During the Earth Summit last month it was hard to switch on the telly without encountering some green reformist or another uttering tales of woe about "our" planet. They even gave Jonathan Porritt his own series, modestly titled How To Save The World. Salvation via Porritt’s greenery involves leaving the profit system intact and picking off the scabs which it inevitably breeds. It was salvation for the simple-minded, a sort of secular, modernist Jesus Is Coming message. Switch on BBC's Going Live on a Saturday morning and you will be highly likely to bump into Jason Donovan or Jonathan Porritt; the former can’t sing and the latter can’t offer solutions, only pathetic reforms. The destruction of the environment has assumed the proportions of a children's issue; those talking about it are free to indulge in the sugary platitudes of reformers for whom caring renders unnecessary the requirement for being logical. Saving the rain forests in the late 1990’s is getting to be like collecting pennies to ’save black babies’ which Catholic schools did recently as the 1960’s.
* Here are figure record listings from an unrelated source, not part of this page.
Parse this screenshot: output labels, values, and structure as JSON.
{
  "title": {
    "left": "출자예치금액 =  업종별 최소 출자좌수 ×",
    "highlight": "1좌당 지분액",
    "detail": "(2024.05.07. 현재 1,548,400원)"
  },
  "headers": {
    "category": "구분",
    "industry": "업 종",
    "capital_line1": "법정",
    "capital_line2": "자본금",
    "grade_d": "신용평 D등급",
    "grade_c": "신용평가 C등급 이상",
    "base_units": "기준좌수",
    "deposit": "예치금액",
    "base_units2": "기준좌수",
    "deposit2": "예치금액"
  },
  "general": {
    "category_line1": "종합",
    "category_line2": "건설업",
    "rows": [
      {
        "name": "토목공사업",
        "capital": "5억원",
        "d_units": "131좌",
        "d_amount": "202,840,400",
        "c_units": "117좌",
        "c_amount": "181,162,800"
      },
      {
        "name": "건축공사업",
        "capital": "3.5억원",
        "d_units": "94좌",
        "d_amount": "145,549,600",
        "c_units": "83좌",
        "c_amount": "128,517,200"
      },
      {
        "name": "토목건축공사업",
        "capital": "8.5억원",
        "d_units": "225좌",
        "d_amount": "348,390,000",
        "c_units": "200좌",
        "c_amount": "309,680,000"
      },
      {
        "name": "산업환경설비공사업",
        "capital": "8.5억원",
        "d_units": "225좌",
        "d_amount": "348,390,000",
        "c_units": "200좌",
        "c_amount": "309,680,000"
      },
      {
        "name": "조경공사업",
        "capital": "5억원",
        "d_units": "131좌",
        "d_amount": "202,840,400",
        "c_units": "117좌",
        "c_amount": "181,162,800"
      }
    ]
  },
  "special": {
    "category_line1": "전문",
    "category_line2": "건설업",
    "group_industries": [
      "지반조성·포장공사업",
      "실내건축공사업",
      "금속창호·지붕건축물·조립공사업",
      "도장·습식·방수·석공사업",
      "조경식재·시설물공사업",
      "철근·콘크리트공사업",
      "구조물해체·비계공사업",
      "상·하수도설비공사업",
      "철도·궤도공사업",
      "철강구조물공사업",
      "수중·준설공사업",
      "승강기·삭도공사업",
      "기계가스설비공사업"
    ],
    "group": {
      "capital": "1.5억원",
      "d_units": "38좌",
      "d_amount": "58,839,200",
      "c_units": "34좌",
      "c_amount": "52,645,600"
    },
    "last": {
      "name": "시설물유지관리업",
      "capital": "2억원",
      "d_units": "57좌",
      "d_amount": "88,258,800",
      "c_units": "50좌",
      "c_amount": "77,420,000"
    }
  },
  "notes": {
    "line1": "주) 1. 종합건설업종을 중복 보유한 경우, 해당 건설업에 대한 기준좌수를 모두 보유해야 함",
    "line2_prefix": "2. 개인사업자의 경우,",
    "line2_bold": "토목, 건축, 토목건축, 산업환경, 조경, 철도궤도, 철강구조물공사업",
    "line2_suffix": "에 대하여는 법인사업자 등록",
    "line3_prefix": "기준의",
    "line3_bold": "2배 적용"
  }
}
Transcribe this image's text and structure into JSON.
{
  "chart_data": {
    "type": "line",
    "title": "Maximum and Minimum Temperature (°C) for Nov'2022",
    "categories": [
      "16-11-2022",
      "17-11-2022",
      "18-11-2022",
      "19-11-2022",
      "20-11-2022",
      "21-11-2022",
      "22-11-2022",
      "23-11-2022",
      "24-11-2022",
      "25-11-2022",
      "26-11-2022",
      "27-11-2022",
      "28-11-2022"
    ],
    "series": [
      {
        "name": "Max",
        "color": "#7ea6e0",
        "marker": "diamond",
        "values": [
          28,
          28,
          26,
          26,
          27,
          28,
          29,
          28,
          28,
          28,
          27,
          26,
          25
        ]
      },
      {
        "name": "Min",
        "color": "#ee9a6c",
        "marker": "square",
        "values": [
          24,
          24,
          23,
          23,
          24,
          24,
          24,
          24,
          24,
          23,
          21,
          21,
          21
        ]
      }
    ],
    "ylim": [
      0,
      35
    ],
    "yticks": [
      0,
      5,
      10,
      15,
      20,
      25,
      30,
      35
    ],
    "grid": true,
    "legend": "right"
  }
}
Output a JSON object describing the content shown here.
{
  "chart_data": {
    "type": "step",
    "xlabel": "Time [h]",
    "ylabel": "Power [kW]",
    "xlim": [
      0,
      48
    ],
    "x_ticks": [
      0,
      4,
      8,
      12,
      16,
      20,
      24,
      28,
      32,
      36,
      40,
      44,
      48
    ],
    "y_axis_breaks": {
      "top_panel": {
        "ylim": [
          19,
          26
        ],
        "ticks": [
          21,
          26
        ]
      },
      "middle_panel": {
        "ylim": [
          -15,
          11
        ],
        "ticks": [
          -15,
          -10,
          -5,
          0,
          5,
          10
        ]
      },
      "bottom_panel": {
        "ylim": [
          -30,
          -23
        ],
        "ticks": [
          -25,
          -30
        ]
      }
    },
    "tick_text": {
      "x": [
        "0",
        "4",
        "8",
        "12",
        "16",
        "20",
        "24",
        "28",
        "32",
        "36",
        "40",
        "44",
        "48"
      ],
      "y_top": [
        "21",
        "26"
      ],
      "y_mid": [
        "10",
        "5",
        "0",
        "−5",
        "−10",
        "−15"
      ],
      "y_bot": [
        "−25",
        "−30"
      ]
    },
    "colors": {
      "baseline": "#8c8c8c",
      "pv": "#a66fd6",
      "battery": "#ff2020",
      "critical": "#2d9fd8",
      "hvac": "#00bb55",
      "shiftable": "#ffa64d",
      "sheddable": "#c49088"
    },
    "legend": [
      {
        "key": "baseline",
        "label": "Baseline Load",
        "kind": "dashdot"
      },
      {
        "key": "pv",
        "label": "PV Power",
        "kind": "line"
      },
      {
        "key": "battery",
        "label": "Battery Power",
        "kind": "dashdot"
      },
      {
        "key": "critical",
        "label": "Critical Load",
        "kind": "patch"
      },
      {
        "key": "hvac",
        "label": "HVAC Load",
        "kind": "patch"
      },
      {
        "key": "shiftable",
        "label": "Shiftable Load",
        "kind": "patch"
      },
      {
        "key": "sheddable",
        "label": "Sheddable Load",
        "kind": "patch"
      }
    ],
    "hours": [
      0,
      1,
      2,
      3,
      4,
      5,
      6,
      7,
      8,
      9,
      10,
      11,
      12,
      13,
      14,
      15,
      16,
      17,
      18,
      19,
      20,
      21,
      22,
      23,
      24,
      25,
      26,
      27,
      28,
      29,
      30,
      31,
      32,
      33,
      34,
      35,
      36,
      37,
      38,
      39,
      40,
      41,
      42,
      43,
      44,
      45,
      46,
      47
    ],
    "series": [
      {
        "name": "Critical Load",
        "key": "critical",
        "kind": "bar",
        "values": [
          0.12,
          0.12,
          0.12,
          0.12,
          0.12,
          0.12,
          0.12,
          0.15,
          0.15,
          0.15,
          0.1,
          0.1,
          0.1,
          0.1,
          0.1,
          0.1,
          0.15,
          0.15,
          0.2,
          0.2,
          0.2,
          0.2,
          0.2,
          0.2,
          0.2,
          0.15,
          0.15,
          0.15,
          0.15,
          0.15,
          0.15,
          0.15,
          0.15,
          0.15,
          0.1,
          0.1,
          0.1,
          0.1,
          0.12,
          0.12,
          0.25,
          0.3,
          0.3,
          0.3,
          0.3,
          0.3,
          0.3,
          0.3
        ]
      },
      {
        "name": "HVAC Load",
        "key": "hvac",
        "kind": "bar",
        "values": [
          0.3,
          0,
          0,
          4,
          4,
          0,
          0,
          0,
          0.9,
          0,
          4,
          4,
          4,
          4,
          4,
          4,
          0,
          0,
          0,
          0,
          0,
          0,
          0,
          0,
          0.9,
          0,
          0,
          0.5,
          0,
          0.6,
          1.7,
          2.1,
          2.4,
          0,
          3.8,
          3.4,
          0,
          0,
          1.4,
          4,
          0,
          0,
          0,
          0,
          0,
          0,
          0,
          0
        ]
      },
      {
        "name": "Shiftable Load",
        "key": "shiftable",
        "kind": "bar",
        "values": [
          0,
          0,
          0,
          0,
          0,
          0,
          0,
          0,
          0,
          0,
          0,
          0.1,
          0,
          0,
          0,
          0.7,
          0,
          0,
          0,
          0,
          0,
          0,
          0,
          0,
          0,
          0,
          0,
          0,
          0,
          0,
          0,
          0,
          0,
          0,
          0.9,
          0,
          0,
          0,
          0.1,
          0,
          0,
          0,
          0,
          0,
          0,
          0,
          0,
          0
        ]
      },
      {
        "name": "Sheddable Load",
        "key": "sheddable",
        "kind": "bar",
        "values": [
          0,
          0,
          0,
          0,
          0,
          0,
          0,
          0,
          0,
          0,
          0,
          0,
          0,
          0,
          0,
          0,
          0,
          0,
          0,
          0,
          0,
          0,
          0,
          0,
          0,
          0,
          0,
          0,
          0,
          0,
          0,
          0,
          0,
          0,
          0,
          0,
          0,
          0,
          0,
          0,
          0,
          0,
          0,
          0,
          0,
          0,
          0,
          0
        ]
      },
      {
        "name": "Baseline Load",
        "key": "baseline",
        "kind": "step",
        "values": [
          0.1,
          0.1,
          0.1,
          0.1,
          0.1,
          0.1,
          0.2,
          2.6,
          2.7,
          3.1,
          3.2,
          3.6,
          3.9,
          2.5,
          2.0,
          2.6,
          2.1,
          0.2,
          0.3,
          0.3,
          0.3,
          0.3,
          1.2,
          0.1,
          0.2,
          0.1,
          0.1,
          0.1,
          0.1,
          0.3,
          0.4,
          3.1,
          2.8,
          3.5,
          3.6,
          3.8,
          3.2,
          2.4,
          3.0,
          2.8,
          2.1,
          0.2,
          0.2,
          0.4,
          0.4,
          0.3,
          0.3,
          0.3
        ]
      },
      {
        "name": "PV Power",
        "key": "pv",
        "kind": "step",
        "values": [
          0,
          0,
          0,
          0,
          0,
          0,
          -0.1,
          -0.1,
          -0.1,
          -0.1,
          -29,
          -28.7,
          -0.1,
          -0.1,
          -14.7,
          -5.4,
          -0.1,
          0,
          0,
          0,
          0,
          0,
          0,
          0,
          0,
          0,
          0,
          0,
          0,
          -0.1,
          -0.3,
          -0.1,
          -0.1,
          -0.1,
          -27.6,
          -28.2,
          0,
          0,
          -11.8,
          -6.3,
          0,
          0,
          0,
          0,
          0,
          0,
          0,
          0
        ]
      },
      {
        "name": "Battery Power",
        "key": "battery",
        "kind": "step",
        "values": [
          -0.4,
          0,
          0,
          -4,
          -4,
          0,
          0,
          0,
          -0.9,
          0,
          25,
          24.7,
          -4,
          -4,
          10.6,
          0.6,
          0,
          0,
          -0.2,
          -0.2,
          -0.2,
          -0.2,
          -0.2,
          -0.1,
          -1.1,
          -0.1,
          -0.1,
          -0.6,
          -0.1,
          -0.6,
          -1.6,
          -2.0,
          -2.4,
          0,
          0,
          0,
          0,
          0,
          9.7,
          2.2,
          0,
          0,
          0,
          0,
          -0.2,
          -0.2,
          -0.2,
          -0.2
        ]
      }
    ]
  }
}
One of the most urgent problems of our time, which is the global destruction of the social environment, is reduced to nursery rhyme reasoning and Porritesque posturing.
News Mystification
The ecological crisis is no joke; it could be capitalism's literally most foul attack upon us. but it is reported in terms which mystify rather than illuminate. So, instead of talking about how whole species are being wiped out for the sake of profit, the talk is of "biodiversity". Instead of getting to grips with the industrial poisoning of the atmosphere we are told of "CFC emission levels". In short, the simple and the comprehensible is converted into scientifically grandiose terms to frighten us away from thinking that it is ours to solve. No, such convoluting problems had better be left to statesman and state scientists. Economists have long performed the same task in relation to production, turning starving millions into "the underdeveloped South" and food mountains into "regional agro-over-production". What sounds like an explanation becomes mystification, the result of which is to distance the viewer of TV from a sense of power in questioning or rejecting the self-appointed experts.
The Pushers
First Tuesday (2 June, 10.30pm, ITV) was about drug pushing on a grand scale. These were not gangs making a few million in an illegal market. Here were multi-million dollar companies going into Asian countries and promoting their addiction. In Malaysia packets of of the drug are given free to people in shopping centres. In Taiwan, where it is illegal to advertise drugs, the companies ignore the law by using the drug logo to advertise holidays, even though the companies are not in business to sell holidays. The expansion of this drug pushing into Asia has led to a corresponding increase in fatal diseases there, far outstripping those caused by heroin addiction. A US Congressman from Kentucky, the main state where the drug is grown, defended the pushing campaign into Asia on the grounds that, although it can ruin people's health and will certainly kill many, it is important that Asian consumers have the freedom to choose what they buy. We did not hear the Kentucky Congressman’s views on the right of Kentucky courts to imprison people for choosing to smoke cannabis. Oh, the drug in question was not dope, but tobacco.